Pemikiran Kartini yang tertuang dalam suratnya tersebut mulai mempengaruhi dan mengubah pandangan masyarakat Belanda akan perempuan pribumi di Jawa serta menjadi inspirasi bagi para tokoh kebangkitan nasional Indonesia, seperti W. R, Supratman yang menciptakan lagu dengan judul Ibu Kita Kartini. Lagu yang menggambarkan inti perjuangan emansipasi wanita tersebut sampai sekarang sangatlah populer di kalangan siswa seluruh nusantara.
Surat Kartini tersebut sebagian besar berisi keluhan dan gugatan Kartini terutama terkait budaya Jawa yang menghambat kemajuan perempuan serta keinginannya agar wanita mendapatkan kebebasan untuk menuntut ilmu dan belajar.
Beberapa ide dan cita-cita yang dituangkan dalam suratnya antara lain adalah Zelf-ontwikkeling dan Zelf-onderricht, Zelfvertrouwen dan Zelfwerkzaamheid serta Solidariteit dimana semuanya itu didasarkan pada Religieuze Iti, Wijsheid en .Schoonheid yang berarti Ketuhanan, Kebijaksanaan dan Keindahan. Ditambah juga dengan Humanitarianisme atau perikemanusiaan serta Nasionalisme atau cinta akan tanah air.
Surat Kartini juga berisi harapannya mendapatkan pertolongan dari luar dan keinginannya agar bisa menjadi seperti kaum muda Eropa seperti tertulis dalam surat perkenalan dengan Estelle “Stella” Zeehandelaar. Kartini juga memaparkan penderitaan kaum perempuan di Jawa akibat kungkungan adat mereka, seperti tidak diizinkan bebas mengenyam pendidikan di bangku sekolah, aturan pingitan, dijodohkan dengan laki-laki yang tidak dikenal serta mesti bersedia dimadu.

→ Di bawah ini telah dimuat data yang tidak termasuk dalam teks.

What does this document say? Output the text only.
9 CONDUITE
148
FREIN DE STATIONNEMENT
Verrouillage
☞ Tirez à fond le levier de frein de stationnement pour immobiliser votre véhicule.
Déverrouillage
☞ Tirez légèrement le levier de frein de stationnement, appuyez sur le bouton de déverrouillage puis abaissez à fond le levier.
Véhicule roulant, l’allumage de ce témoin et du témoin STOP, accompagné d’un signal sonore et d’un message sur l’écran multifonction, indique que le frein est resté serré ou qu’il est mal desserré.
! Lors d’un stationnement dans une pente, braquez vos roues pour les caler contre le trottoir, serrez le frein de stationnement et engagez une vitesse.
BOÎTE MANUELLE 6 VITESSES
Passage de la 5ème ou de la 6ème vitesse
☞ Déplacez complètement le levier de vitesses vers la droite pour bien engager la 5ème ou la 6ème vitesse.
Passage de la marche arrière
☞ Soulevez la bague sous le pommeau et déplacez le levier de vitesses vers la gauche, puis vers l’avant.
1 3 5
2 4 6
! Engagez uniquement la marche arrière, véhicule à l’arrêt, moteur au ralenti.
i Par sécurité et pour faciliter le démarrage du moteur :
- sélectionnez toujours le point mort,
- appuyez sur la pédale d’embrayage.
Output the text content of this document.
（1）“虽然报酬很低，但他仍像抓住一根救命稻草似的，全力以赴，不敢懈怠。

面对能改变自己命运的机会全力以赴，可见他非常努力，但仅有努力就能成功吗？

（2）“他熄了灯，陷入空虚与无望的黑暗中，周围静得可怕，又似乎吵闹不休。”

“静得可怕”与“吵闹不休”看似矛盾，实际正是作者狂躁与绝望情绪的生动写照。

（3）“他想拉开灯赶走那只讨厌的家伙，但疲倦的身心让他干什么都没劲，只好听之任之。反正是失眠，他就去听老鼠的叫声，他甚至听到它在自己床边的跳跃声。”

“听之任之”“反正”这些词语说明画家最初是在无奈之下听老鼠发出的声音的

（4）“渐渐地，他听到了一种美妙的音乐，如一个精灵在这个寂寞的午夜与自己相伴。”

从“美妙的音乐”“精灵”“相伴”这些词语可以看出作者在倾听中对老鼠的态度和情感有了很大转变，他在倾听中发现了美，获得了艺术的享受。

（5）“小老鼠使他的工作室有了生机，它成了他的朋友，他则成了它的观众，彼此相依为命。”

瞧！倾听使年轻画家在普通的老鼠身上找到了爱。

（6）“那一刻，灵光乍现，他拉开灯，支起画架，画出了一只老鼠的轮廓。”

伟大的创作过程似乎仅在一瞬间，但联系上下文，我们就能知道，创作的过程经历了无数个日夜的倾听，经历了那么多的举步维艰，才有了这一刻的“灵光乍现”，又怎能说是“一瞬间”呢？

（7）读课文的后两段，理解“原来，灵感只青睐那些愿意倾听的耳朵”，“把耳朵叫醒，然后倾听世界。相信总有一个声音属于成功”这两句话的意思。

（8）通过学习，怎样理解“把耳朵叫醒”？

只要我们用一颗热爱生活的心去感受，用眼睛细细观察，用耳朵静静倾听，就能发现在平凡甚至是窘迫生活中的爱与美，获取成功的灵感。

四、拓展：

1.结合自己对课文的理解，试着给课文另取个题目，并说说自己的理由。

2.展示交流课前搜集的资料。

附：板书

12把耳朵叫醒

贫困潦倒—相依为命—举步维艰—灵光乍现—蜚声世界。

Beberapa macam buku karya ibu Kartini yakni Habis Gelap Terbitlah Terang, dan Surat-Surat Kartini, Renungan Tentang dan Untuk Bangsanya; Letters from Kartini, An Indonesian Feminist 1900-1904; Panggil Aku Kartini Saja; Aku Mau … Feminisme dan Nasionalisme. Surat-Surat Kartini kepada Stella Zeehandelaar 1899-1903; Kartini Surat-surat kepada Ny. Abendanon-Mandri dan suaminya.
Berkat kegigihan Kartini, Yayasan Kartini kemudian mendirikan Sekolah Wanita yang diberi nama Sekolah Kartini di Semarang di tahun 1912 dan kemudian menyebar hingga ke Surabaya, Yogyakarta, Malang, Madiun, Cirebon, dan berbagai daerah lainnya. Yayasan Kartini sendiri didirikan keluarga Van Deventer yang merupakan tokoh Politik Etis pada tahun 1916.
Penghargaan akan jasa Kartini juga ditunjukkan dengan penetapan Kartini sebagai Pahlawan Kemerdekaan Nasional dengan dikeluarkannya Keputusan Presiden Republik Indonesia Nomor 108 Tahun 1964 tanggal 2 Mei 1964 oleh Presiden Soekarno serta penetapan hari lahir Kartini sebagai hari besar yang dikenal sebagai Hari Kartini yang diperingati tiap tahun. Bentuk penghargaan lain adalah dengan diciptakannya lagu Ibu Kita Kartini oleh W. R, Supratman.
Selain Indonesia, Belanda juga mengungkapkan penghargaan mereka pada Kartini antara lain dengan pemberian nama Jalan RA Kartini atau Kartinistraat di Utrecht yang berbentuk U, RA Kartinistraat berbentuk O di Venlo Belanda Selatan, Raden Adjeng Kartini di Amsterdam Zuidoost serta Jalan Kartini di Haarlem.
Demikian paparan singkat mengenai biografi RA Kartini, perempuan pribumi yang menjadi tokoh emansipasi wanita pertama di Indonesia. Semoga jasa serta berbagai pemikiran yang tertuang dalam surat dan bukunya terus dikenang dan dihargai oleh masyarakat Indonesia.